For anyone who thinks this phenomenon may exist, and may have practical application in the real world, you might want to read the scarily prescient Isaac Asimov's pseudo-articles on Re-Sublimated Thiotimoline (written as gags when he was working on his PhD thesis in Biochemistry). The first appeared in 1948!

Take that, Scott.

Ian

I've often wondered how you reconcile no free will with the ability to affect the future through affirmations.

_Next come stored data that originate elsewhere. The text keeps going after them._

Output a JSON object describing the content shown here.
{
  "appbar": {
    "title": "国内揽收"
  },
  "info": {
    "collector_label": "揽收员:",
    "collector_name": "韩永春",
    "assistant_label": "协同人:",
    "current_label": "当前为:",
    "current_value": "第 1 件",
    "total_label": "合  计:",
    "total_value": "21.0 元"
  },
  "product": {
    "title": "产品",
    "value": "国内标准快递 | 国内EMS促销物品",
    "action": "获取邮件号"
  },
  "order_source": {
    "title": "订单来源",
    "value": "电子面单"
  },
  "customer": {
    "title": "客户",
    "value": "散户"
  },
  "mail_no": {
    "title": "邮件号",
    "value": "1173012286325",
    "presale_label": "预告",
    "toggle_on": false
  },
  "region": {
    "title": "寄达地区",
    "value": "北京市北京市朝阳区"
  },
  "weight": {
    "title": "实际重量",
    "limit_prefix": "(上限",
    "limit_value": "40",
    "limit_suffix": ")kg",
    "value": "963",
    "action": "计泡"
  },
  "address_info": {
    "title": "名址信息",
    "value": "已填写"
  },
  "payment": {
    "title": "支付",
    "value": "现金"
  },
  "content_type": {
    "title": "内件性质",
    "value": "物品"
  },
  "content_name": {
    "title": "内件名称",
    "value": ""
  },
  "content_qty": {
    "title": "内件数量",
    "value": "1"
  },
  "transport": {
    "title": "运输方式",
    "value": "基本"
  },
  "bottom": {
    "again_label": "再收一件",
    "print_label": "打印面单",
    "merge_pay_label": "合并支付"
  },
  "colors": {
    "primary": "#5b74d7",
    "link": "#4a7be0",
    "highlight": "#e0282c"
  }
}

I don't have a firm point of view on either, but "I was always going to try to change the way the universe is because that's how the universe made me" seems a little hard to support.

Jim

the topic was too murky for me.

"To Jim:

I was wondering yesterday, how long it would take some poor desperate soul to jump up and yell,"WMD! WMD!". Not long at all, as it turns out...Pitiful!

CFS '93

Posted by: car free since '93 | March 18, 2007 at 10:00 AM"

See, even you admit I am right.

Ben

yeah seriously scott, i believe you have reached the tipping point here. dilbert is funny. you are not. no-one comes here for rants on how we don't have free will an humans are god. i am a liberal atheist, but seriously, just make a few jokes and dance monkey dance!

Andrew P

Imagine a 2-dimensional world. How would a sphere look to them? Since they have no concept of the third dimension, the only way they could envision such a thing would be to integrate it over "time", as a circle that seems to grow and then shrink.

Here's the trick, though: there's no way they can tell if it's a 3D sphere, a 4D hypersphere, or anything above that.

So by showing that we can effect things backwards through time, you merely demonstrate that the "time" dimension, if such a thing exists is higher than the currently-accepted number 4. However, it does NOT disprove the fact that time exists at all. What it DOES suggest is that the fourth dimension (time) is curved around a fifth dimension in the same way that the 2-dimensional surface of the earth is curved around the actual 3-dimensional ball in space. Therefore, if you go far enough into time, you'll loop around and be in the past.

This is all fairly well-known research. It seems like you're just subconsciouly absorbing it and then "predicting" press releases.

I don't know how that relates to free will, but it sounds like it should.

David

There is absolutely no way to prove retrocausality. If you used retrocausality to make yourself not say what you just said to your boss, then that would not be proving retrocausality because you wouldn't remember saying that thing to your boss in the first place because it never happened. So if in fact it does work and will take place, we can never prove that it does because the thing you change will just never have happened.

The comments to this entry are closed.